En concreto, este Premio Lanzón de la Asociación Provincial de Pastelerías de Zaragoza ha ido para Antonio Alejos, actual propietario de este negocio familiar que fundó su abuelo en 1925 en la plaza de España de Alcañiz. Con él, se ensalza su esfuerzo y preservación por la tradición.

Antonio, que protagoniza la tercera generación al frente de la pastelería, reconoce que no se esperaba el galardón, aunque se encuentra muy satisfecho y agradecido de que todo el trabajo se vea valorado. No obstante, no hay mejor premio que contar con una clientela fiel y que día a día la gente consuma sus dulces.

Esa calidad y fabricación artesana han formado parte de la historia de la pastelería desde su origen, cuando su abuelo Antonio comenzó todo.

“A mi abuelo de joven lo mandaron a trabajar fuera, estuvo en Tarragona, en Zaragoza, también en Madrid.
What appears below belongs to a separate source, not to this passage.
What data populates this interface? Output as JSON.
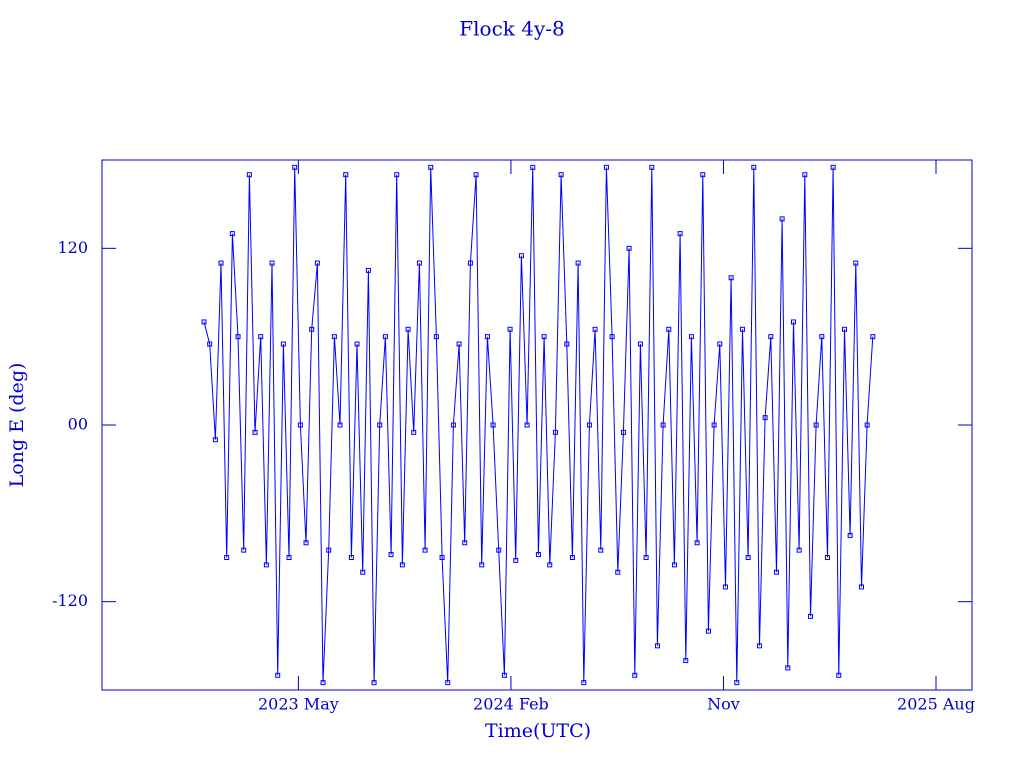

Durante el verano, la pastelería no se consumía en las poblaciones, no había frigoríficos, así que se iba a trabajar a hoteles, balnearios o centro vacacionales. Allí conoció a muchos pasteleros y a veces se iba a Madrid con ellos”, comienza Antonio.

De esta forma, su bisabuela, al ver que su hijo se marchaba de Alcañiz, compró una pastelería (y la casa) que se vendía en la localidad. “Mi abuela forzó la máquina para que mi abuelo se quedara aquí y pudiera trabajar. Coincidió que salió esa oportunidad, si no, no sé donde estaríamos ahora”.

Desde entonces, la pastelería Alejos ha endulzado la vida de todos sus vecinos, salvo en el periodo de Guerra Civil: “La requisaron, mi abuelo se tuvo que marchar, pero después volvió a rehacerla con mi abuela”.

Tras ese parón, el negocio continuó su curso con su abuelo y después con su padre José Luis. “Cuando tuvo edad de trabajar, entró a la pastelería. Le gustaba mucho y con los años se hizo con ella. Mi padre vio que se quedaba pequeño el horno que había y buscó otro local donde poner el obrador”, repasa la evolución Antonio.

En el año 2002, la empresa ya pasó a sus manos, junto con su mujer Isabel, aunque anteriormente llevaba muchos años conociendo la profesión. “Cuando fue nuestra hicimos la reforma integral, inauguramos una pastelería nueva con cafetería, vitrinas para helados y una tienda grande. La adecuamos a lo que se llevaba”, explica.